He has spent over half his life in Italy and when typically asked whether he feels more Ivorian or Italian, Tayi Jean Niamke says he doesn't quite know what to reply. He is proud of his origins and he tries to pass this on to his son, who was born here. But his family and his passport are Italian. His career is here too.
Tayi Jean Niamke is 48 years old and comes from the Ivory Coast. He has been in Italy since 21 December 1991: «Some dates are hard to forget». An area manager for UPS in Verona, he has an Italian wife and his son is super-Italian. But he is the one who often reminds him of his roots although he was born in Italy. «I feel pressured and I am torn between my past life in the Ivory Coast and Italy. Instead, when my son Denzel, who is 16 years old, hears someone on the television talking about migrants, he says: “why do they treat us this way? When are we going back home, dad? When are we going to the Ivory Coast?”».

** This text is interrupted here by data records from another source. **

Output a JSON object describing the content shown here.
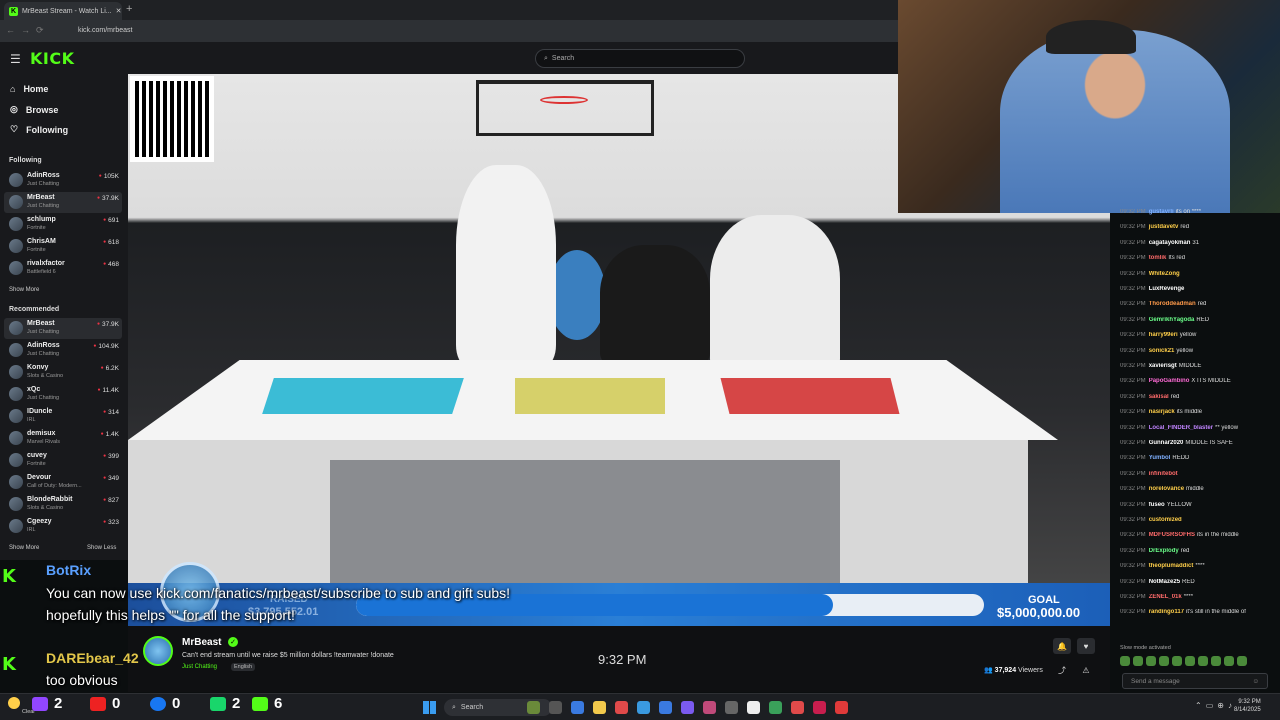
{
  "browser": {
    "tab_title": "MrBeast Stream - Watch Li...",
    "tab_close": "✕",
    "new_tab": "+",
    "url": "kick.com/mrbeast"
  },
  "header": {
    "logo": "KICK",
    "search_placeholder": "Search"
  },
  "sidebar": {
    "nav": [
      {
        "label": "Home",
        "icon": "home-icon"
      },
      {
        "label": "Browse",
        "icon": "compass-icon"
      },
      {
        "label": "Following",
        "icon": "heart-icon"
      }
    ],
    "following_title": "Following",
    "following": [
      {
        "name": "AdinRoss",
        "category": "Just Chatting",
        "viewers": "105K"
      },
      {
        "name": "MrBeast",
        "category": "Just Chatting",
        "viewers": "37.9K",
        "active": true
      },
      {
        "name": "schlump",
        "category": "Fortnite",
        "viewers": "691"
      },
      {
        "name": "ChrisAM",
        "category": "Fortnite",
        "viewers": "618"
      },
      {
        "name": "rivalxfactor",
        "category": "Battlefield 6",
        "viewers": "468"
      }
    ],
    "show_more": "Show More",
    "recommended_title": "Recommended",
    "recommended": [
      {
        "name": "MrBeast",
        "category": "Just Chatting",
        "viewers": "37.9K",
        "active": true
      },
      {
        "name": "AdinRoss",
        "category": "Just Chatting",
        "viewers": "104.9K"
      },
      {
        "name": "Konvy",
        "category": "Slots & Casino",
        "viewers": "6.2K"
      },
      {
        "name": "xQc",
        "category": "Just Chatting",
        "viewers": "11.4K"
      },
      {
        "name": "IDuncle",
        "category": "IRL",
        "viewers": "314"
      },
      {
        "name": "demisux",
        "category": "Marvel Rivals",
        "viewers": "1.4K"
      },
      {
        "name": "cuvey",
        "category": "Fortnite",
        "viewers": "399"
      },
      {
        "name": "Devour",
        "category": "Call of Duty: Modern...",
        "viewers": "349"
      },
      {
        "name": "BlondeRabbit",
        "category": "Slots & Casino",
        "viewers": "827"
      },
      {
        "name": "Cgeezy",
        "category": "IRL",
        "viewers": "323"
      }
    ],
    "show_more_2": "Show More",
    "show_less": "Show Less"
  },
  "donation": {
    "raised_label": "RAISED",
    "raised_value": "$3,795,552.01",
    "goal_label": "GOAL",
    "goal_value": "$5,000,000.00",
    "progress_fraction": 0.76
  },
  "overlay": {
    "msg1_user": "BotRix",
    "msg1_line1": "You can now use kick.com/fanatics/mrbeast/subscribe to sub and gift subs!",
    "msg1_line2": "hopefully this helps \"\" for all the support!",
    "msg2_user": "DAREbear_42",
    "msg2_line1": "too obvious",
    "time": "9:32 PM"
  },
  "stream": {
    "channel": "MrBeast",
    "title": "Can't end stream until we raise $5 million dollars !teamwater !donate",
    "category": "Just Chatting",
    "language": "English",
    "viewers": "37,924",
    "viewers_label": "Viewers"
  },
  "chat": {
    "messages": [
      {
        "time": "09:32 PM",
        "user": "gustavrli",
        "color": "#7fb0ff",
        "text": "its on ****"
      },
      {
        "time": "09:32 PM",
        "user": "justdavetv",
        "color": "#ffcf4a",
        "text": "red"
      },
      {
        "time": "09:32 PM",
        "user": "cagatayokman",
        "color": "#ffffff",
        "text": "31"
      },
      {
        "time": "09:32 PM",
        "user": "tomlik",
        "color": "#ff6b6b",
        "text": "Its red"
      },
      {
        "time": "09:32 PM",
        "user": "WhiteZong",
        "color": "#ffcf4a",
        "text": ""
      },
      {
        "time": "09:32 PM",
        "user": "LuxRevenge",
        "color": "#ffffff",
        "text": ""
      },
      {
        "time": "09:32 PM",
        "user": "Thoroddeadman",
        "color": "#ff9a4a",
        "text": "red"
      },
      {
        "time": "09:32 PM",
        "user": "GemrikhYagoda",
        "color": "#6bff8a",
        "text": "RED"
      },
      {
        "time": "09:32 PM",
        "user": "harry99eri",
        "color": "#ffcf4a",
        "text": "yellow"
      },
      {
        "time": "09:32 PM",
        "user": "sonick21",
        "color": "#ffcf4a",
        "text": "yellow"
      },
      {
        "time": "09:32 PM",
        "user": "xavierisgt",
        "color": "#ffffff",
        "text": "MIDDLE"
      },
      {
        "time": "09:32 PM",
        "user": "PapoGambino",
        "color": "#ff6bd6",
        "text": "X ITS MIDDLE"
      },
      {
        "time": "09:32 PM",
        "user": "sakisal",
        "color": "#ff6b6b",
        "text": "red"
      },
      {
        "time": "09:32 PM",
        "user": "nasirjack",
        "color": "#ffcf4a",
        "text": "its middle"
      },
      {
        "time": "09:32 PM",
        "user": "Local_FINDER_blaster",
        "color": "#c084ff",
        "text": "** yellow"
      },
      {
        "time": "09:32 PM",
        "user": "Gunnar2020",
        "color": "#ffffff",
        "text": "MIDDLE IS SAFE"
      },
      {
        "time": "09:32 PM",
        "user": "Yumbol",
        "color": "#7fb0ff",
        "text": "REDD"
      },
      {
        "time": "09:32 PM",
        "user": "infinitebot",
        "color": "#ff6b6b",
        "text": ""
      },
      {
        "time": "09:32 PM",
        "user": "norelovance",
        "color": "#ffcf4a",
        "text": "middle"
      },
      {
        "time": "09:32 PM",
        "user": "fuseo",
        "color": "#ffffff",
        "text": "YELLOW"
      },
      {
        "time": "09:32 PM",
        "user": "customized",
        "color": "#ffcf4a",
        "text": ""
      },
      {
        "time": "09:32 PM",
        "user": "MDFUSRSOFHS",
        "color": "#ff6b6b",
        "text": "its in the middle"
      },
      {
        "time": "09:32 PM",
        "user": "DrExplody",
        "color": "#6bff8a",
        "text": "red"
      },
      {
        "time": "09:32 PM",
        "user": "theoplumaddict",
        "color": "#ffcf4a",
        "text": "****"
      },
      {
        "time": "09:32 PM",
        "user": "NotMaze25",
        "color": "#ffffff",
        "text": "RED"
      },
      {
        "time": "09:32 PM",
        "user": "ZENEL_01k",
        "color": "#ff6b6b",
        "text": "****"
      },
      {
        "time": "09:32 PM",
        "user": "randingo117",
        "color": "#ffcf4a",
        "text": "it's still in the middle of"
      }
    ],
    "slow_mode": "Slow mode activated",
    "send_placeholder": "Send a message"
  },
  "taskbar": {
    "weather": "Clear",
    "stat_twitch": "2",
    "stat_youtube": "0",
    "stat_facebook": "0",
    "stat_trovo": "2",
    "stat_kick": "6",
    "search": "Search",
    "time": "9:32 PM",
    "date": "8/14/2025"
  }
}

«There was an international treaty between the Ivory Coast and Europe that allowed us visa free entry. My plan was to go to the United States where my brothers lived. Italy was only meant to be a stop-over. But then I ended up staying here».
«My uncle lived there. It looked like I could stay with him but that didn’t work out. I worked in a shoe factory. I even slept rough, close to churches and I got food at the Caritas canteen. I didn’t know what else to do. I thought about going back to Africa. But my brothers helped me. I found a friend who I could stay with and I worked as a welder at the steel works. Then, I found work at UPS through a cooperative. UPS employed me in 2003, first as a courier and then in their office. Today, I am one of two area managers in the Verona branch. We manage 45 drivers overall: 20 are Italian and the rest are foreign. Even today, some people think I’m just a courier because of the colour of my skin. These people are the ones who remind me I am foreign».
Are you an Italian citizen?
«I have been in this country for over twenty years but I only got my citizenship two years ago due to a series of problems. When I was here on a tourist visa I didn’t know that I had to leave the country after three months. So I was stopped and I was given a paper telling me to leave Italy. But my employer at the time, an Italian, told me to throw that paper away. So I was stopped again and I had to seek legal advice. In the end I had to wait for another five years».
Do you feel more Italian or Ivorian?
Even I don’t have an answer to that. I feel pressured. I’ve spent half my life in Italy. When I go to the Ivory Coast I feel like a foreigner. My parents have passed away. I no longer have any friends. In order to travel to the country I was born in I need a visa as the Ivory Coast does not allow dual nationality. I used to have both passports but now I only have an Italian one.
But where are your roots?
«They are in Africa. I am African. No one can take my roots away from me. I am one of the organisers of the African Film Festival in Verona. I even try to pass on my roots to my son who was born here. I don’t want him to just know Africa as he sees it on the television. Immigrants come to Africa only because it’s close but if the circumstances were different they would stay in their own countries. The Ivory Coast is the world’s second cocoa and coffee producer. It would be a rich country if the foreign-controlled economy did not stifle our growth. Here, I even go to church. I am a charismatic Christian. In fact, 60% of Ivorians are Christian».
Has the situation in Italy changed for foreigners over so many years?
«It has got much worse. To begin with, there were few immigrants. But when the numbers grew, Italy didn’t know how to manage immigration. They should have called us in to help. I have a good job but I could have also added value to Italy in this way. I speak English, French, Italian, as well as Ivorian and Ghanaian languages».
Have you ever experienced racist episodes?
«Yes, and it is hard to forget about it. Many years ago I went for a bicycle ride outside Verona. It was Summer, it was very hot and I was thirsty. I went into a café and asked for a coca cola. The bar man gave it to me and said: “drink up and go. Never come back here”. I paid and left without having my drink».
And on the job?
My employer is very sensitiveto integration issues. In the beginning, the drivers were a little perplexed about being line managed by me. It took me a while to prove my professional skills but in the end I made it. Today, I am proud of what I have achieved professionally.
Where do you see your future?
«My future is here. My life is here. I wanted to make some investments in the Ivory Coast but I gave up as it was too complicated. I would have never made it. I think like an Italian now».